I looked at the street numbers. Somewhere off in the darkness I heard a f
reight chugging, and then I knew where I was. The Milwaukee Road freight sidings for their Fullerton Avenue offices was close by. Weldon lived just a few blocks away on Southport. I pulled my hat down further over my eyes and strolled along the street to the carline. A few minutes later I pushed the bell in the hall of a dumpy three-flat. Weldon opened the door on the first floor.
His mouth dropped open when he saw me. I managed a wry grin and walked inside without waiting for an invitation. He closed the door behind me.

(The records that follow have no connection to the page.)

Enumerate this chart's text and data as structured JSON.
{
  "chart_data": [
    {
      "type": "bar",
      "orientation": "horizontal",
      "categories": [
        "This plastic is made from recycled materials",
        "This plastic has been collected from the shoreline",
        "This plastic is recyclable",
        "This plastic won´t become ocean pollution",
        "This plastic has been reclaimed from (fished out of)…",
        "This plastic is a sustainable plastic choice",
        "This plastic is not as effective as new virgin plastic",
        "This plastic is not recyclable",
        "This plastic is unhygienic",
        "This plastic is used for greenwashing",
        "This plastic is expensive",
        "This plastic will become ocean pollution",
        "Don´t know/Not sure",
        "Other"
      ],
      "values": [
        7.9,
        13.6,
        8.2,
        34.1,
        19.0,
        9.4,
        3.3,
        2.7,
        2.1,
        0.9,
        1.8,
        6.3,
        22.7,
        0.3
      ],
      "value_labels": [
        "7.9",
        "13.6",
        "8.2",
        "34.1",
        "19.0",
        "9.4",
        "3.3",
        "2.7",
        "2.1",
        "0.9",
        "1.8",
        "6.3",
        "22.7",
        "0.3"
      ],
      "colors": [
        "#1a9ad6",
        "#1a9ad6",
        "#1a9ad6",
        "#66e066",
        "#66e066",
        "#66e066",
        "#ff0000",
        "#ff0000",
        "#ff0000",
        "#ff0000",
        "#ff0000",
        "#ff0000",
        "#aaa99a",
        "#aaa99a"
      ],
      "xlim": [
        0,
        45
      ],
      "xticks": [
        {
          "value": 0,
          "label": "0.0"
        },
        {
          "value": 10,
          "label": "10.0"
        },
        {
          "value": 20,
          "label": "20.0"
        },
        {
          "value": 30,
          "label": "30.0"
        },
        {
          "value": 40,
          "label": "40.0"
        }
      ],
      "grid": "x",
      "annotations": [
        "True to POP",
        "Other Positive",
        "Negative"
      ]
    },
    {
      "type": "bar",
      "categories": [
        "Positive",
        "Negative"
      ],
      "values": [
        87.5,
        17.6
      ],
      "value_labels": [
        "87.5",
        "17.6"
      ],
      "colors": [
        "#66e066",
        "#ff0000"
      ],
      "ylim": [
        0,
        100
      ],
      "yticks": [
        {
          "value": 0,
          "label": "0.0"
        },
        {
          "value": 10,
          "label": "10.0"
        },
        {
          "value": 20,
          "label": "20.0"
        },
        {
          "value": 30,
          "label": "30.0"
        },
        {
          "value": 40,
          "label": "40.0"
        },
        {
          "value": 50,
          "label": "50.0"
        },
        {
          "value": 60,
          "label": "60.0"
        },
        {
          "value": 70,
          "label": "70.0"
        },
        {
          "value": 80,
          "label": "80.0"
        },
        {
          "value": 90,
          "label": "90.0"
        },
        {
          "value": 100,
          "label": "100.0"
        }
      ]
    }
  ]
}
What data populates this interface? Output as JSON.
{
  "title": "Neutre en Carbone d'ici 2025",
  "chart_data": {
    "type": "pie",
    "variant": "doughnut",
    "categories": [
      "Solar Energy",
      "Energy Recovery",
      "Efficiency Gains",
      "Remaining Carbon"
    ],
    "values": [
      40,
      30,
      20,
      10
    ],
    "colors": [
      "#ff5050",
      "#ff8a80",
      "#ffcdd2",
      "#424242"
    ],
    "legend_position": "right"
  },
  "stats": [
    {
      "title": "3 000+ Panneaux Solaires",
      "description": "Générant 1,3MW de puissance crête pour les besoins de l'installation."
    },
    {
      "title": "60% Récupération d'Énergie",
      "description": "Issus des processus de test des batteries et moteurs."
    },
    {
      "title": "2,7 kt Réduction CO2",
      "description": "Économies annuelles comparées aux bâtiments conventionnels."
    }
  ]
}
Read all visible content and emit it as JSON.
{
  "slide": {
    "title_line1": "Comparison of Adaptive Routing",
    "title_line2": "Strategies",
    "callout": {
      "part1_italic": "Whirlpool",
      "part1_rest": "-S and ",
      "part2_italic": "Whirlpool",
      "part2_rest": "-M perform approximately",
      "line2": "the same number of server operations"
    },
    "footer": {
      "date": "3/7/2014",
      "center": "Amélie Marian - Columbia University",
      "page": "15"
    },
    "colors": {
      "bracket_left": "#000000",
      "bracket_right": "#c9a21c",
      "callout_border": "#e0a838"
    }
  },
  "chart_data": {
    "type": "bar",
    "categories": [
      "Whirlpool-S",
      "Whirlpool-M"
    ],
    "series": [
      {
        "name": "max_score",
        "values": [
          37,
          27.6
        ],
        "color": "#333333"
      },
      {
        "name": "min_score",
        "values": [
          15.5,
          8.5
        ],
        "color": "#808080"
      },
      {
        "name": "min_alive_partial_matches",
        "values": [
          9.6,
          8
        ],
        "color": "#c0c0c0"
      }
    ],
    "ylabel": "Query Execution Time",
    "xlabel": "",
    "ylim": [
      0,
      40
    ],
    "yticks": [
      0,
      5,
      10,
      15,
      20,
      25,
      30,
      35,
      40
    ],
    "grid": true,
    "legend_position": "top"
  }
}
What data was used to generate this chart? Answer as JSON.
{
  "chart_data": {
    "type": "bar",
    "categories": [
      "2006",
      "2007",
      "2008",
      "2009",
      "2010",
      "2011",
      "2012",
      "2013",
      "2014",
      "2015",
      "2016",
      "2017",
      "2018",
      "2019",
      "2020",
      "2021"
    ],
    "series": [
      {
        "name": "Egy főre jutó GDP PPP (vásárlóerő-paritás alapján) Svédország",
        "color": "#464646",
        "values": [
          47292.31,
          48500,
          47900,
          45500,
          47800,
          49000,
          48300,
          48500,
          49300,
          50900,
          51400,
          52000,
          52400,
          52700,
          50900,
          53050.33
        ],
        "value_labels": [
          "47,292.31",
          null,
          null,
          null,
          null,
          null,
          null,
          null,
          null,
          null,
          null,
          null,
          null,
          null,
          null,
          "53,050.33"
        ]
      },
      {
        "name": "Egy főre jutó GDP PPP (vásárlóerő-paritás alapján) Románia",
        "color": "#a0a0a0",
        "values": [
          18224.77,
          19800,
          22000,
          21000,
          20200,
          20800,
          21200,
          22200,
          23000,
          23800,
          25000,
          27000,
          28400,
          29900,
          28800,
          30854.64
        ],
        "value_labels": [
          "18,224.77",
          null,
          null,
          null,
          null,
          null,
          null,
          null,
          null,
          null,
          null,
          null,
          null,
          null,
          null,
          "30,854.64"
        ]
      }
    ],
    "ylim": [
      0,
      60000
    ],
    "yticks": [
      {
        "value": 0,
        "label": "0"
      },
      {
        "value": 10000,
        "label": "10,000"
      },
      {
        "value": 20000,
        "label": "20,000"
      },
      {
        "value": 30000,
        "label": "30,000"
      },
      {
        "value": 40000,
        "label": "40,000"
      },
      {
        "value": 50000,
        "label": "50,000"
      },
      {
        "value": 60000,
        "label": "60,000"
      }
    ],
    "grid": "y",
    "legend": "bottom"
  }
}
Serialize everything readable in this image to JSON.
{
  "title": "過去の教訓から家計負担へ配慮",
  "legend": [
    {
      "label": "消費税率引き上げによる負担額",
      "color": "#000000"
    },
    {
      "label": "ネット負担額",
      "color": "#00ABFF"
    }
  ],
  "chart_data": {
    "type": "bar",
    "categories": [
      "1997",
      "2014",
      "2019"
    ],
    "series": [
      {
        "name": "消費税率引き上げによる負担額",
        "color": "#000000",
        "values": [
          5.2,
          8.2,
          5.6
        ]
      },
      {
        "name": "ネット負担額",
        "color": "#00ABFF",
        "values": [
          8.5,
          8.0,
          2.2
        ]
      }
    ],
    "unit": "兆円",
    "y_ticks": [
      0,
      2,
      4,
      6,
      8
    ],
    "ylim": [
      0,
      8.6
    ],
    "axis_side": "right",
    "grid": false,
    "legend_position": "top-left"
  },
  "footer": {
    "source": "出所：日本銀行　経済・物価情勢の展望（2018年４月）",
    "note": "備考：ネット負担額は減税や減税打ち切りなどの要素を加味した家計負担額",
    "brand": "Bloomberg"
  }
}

“I—I wasn’t expecting you,” he said. “Got company?”
“No, no, sit down—here, I’ll take your hat.” I looked around the room. I’d only been over here once before but it hadn’t changed any. There was a large six-foot bookcase on one wall, loaded to the gills with all kinds of magazines. A desk stood before the two windows facing the street.
There was another smaller book case on the opposite wall, filled with cameras and knick-knacks. I sat down by the desk.
“Mind if I bunk with you tonight, Weldon?” I asked.
He was fidgeting around, nervous-like. “Huh? Why, no . . . I guess it would be all right.”
I looked at him steadily. “What’s the matter? You seem nervous.”
He plunked himself on the edge of the desk and pushed aside a bundle of clipped manuscripts. “I’ve been on edge all day,” he said. “I kept thinking of Sayler and the way we found him. Do you think the police will be able to trace me?”
“If I thought so I wouldn’t be here,” I told him.
“What?” There was surprise in his voice. “Relax, Weldon. They’ve discovered the body and they’re out checking now. That’s all I know.” There was no sense in getting him haywire. I knew he was extremely sensitive, even a little neurotic at times. I didn’t want to be chucked out on the street now. So I didn’t say that they were out looking for me.
I glanced around the room and lit a cigarette. My hand was still unsteady as I held the match. Over the flame I looked at the small book case with the knick-knacks.